Monday, January 6, 2020

Tom had discovered the great law of human action. What was it?

In Chapter Two of The Adventures of Tom Sawyer, Tom is forced to whitewash a fence. The fence is thirty yards long and made of boards nine feet high. Since it is a Saturday, all the other boys would be going off to have fun. Tom is smarter than the other boys and manages to get them to do his work for him by pretending that whitewashing a fence is not really work but pleasure. He soon has the boys asking him to let them share in his pretended enjoyment. But he refuses at first on the grounds that it takes special skill. In the end they not only do the whole job but actually pay him for the privilege with marbles, toys, and all sorts of whatnots. 

He had discovered a great law of human action, without knowing it—namely, that in order to make a man or a boy covet a thing, it is only necessary to make the thing difficult to attain.

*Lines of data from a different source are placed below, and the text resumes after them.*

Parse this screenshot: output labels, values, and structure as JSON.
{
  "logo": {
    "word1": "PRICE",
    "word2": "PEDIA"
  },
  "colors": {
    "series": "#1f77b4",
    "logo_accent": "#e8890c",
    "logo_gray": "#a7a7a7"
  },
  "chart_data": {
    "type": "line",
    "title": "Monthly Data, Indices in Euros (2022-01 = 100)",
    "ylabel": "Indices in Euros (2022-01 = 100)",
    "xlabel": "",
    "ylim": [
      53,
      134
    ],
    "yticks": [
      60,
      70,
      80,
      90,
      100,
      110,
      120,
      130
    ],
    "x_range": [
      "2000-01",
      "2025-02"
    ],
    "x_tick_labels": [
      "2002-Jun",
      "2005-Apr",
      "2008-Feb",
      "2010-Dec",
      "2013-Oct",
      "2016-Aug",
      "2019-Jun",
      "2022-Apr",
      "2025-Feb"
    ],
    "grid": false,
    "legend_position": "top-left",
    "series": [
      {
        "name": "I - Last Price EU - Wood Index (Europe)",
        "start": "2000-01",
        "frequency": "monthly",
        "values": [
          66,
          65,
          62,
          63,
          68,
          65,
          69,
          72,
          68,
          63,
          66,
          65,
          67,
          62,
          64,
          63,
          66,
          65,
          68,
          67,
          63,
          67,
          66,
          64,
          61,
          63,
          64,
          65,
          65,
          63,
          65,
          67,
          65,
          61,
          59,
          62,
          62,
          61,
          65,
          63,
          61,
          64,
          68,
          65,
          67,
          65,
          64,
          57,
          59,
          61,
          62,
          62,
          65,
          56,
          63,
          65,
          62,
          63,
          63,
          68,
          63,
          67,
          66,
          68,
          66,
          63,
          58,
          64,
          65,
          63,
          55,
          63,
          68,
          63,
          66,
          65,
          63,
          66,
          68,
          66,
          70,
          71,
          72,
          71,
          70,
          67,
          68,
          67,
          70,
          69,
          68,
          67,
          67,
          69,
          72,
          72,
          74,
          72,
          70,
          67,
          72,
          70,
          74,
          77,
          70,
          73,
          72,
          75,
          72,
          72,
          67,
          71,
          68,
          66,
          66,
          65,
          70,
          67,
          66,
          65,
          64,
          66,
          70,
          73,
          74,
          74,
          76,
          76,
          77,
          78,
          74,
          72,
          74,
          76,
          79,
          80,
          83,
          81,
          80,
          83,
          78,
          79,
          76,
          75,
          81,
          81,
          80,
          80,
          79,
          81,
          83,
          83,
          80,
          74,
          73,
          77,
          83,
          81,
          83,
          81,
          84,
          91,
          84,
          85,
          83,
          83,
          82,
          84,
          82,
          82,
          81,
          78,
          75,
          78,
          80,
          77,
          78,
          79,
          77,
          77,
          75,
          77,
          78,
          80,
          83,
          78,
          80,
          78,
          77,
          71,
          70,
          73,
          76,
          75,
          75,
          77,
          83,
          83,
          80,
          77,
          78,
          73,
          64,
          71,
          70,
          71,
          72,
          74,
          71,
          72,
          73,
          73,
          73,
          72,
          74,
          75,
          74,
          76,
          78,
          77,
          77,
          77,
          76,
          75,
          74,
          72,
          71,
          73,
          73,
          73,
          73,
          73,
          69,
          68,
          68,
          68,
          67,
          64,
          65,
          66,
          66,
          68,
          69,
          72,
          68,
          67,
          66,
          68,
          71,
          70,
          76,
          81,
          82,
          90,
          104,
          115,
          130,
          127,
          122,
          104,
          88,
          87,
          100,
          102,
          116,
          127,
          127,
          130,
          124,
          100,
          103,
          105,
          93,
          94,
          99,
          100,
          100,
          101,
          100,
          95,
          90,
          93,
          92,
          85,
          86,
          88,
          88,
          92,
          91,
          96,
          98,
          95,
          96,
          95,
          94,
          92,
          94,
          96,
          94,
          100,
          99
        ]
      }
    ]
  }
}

The narrator goes on to explain that work is something that a person is obliged to do, while play is something a person is not obliged to do. Proof of this assertion is the fact that a number of boys get pleasure out of whitewashing 270 square feet of board fence. They actually apply three coats of whitewash, so the total area painted would amount to a little over 700 square feet. Tom's Aunt Polly is amazed when she comes outside to inspect the job.

When she found the entire fence whitewashed, and not only whitewashed but elaborately coated and recoated, and even a streak added to the ground, her astonishment was almost unspeakable. 

This is perhaps the best-known episode in all of Mark Twain's writings. Most editions of The Adventures of Tom Sawyer contain at least one color picture or sketch of a small barefoot boy painting a fence with a big brush. It seems symbolic of small-town boyhood in America of the nineteenth century.